Imaging was carried out using a 3.0 T Siemens scanner (Siemens, Malvern, PA, USA). Functional imaging was acquired using a gradient-echo echo-planar imaging sequence (repetition time = 2 200 ms, echo time = 30 ms, field of view = 220 mm2, matrix size = 64 × 64). We acquired thirty-five slices that were parallel to the AC–PC line (slice thickness = 3 mm, gap = 0.3 mm). The first five volumes were discarded to allow for T1 equilibration. Before the functional run, a high-resolution structural image was acquired using a T1-weighted, multiplanar reconstruction sequence (repetition time = 1 900 ms, echo time = 3.42 ms, 192 slices, slice thickness = 1 mm, field of view = 256 mm2, matrix size = 256 × 256).

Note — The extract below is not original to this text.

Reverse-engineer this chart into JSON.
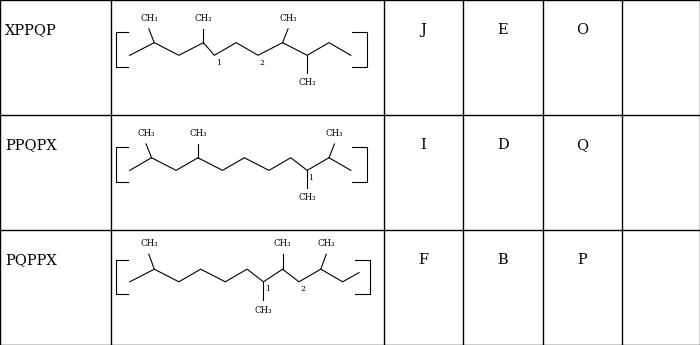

Functional MRI data analysis

Data preprocessing was performed using Statistical Parametric Mapping software (SPM5, Wellcome Department of Cognitive Neurology, London, UK). During data preprocessing, all volumes were realigned spatially to the first volume of the first time series. The resulting images were re-sampled to 2 × 2 × 2 mm3 voxel size, spatially normalized to a standard echo-planar imaging template by using the “unified segmentation” function in SPM5 (based on the Montreal Neurological Institute reference brain), and smoothed with an 8 mm full-width, half-maximum isotropic Gaussian kernel.

Statistical analysis

Statistical analyses were performed using the general linear model implemented in SPM5. Encoding trials were first classified into three memory conditions according to each participant's performance on the subsequent memory test: (1) learned items later judged to be new (Miss); (2) learned items later recognized without correct source judgment (Item Only); (3) learned items later recognized with correct source judgment (Source Correct). Then, the three types of encoding trials were modeled separately for each task (item-oriented task and source-oriented task). Thus, each encoding trial was modeled using a canonical hemodynamic response function and its temporal derivative, according to 3 × 2 conditions. All the encoding trials were modeled as 4-second long events using the onset time of the task cues. We used six regressors to model movement-related variance and one to model the overall mean during the entire encoding phase. Parameter estimates (beta estimates, see figures) for each regressor of interest at the single subject level were included in the second-level group analysis. The beta estimates for each participant in the six conditions were entered into a flexible factorial analysis of variance. The relevant contrasts of interest between the two conditions were conducted using this analysis of variance model, while assigning weights of 0 to the remaining conditions.

Contrasts

Brain activation related to subsequent source memory effects was defined using (Source Correct – Item Only) contrast. Brain activation related to subsequent item memory effects was defined using (Item Only – Miss) contrast. Furthermore, the [(Source Correct – Item Only)source-oriented – (Source Correct – Item Only)item-oriented] contrast was computed to identify regions showing enhanced subsequent source memory effects in the source-oriented task relative to the item-oriented task. We set the voxel-wise P threshold at P < 0.001 (uncorrected) for the resulting statistical map and used a spatial-extent threshold of 20 contiguous re-sampled voxels. Anatomic labeling of activation clusters was performed using the Anatomy Toolbox[32]. Peak voxels were reported using Montreal Neurological Institute coordinates.

Region of interest analyses

To further test how task orientation affected subsequent source memory effects, specific activation clusters identified by [(Source Correct – Item Only)source-oriented – (Source Correct – Item Only)item-oriented] contrast were used to compute regions of interest. Regions of interest were defined as the activated clusters, and their parameter estimates were extracted to calculate the contrast values of Source Correct versus Item Only trials. This was done using the MarsBaR toolbox in SPM5.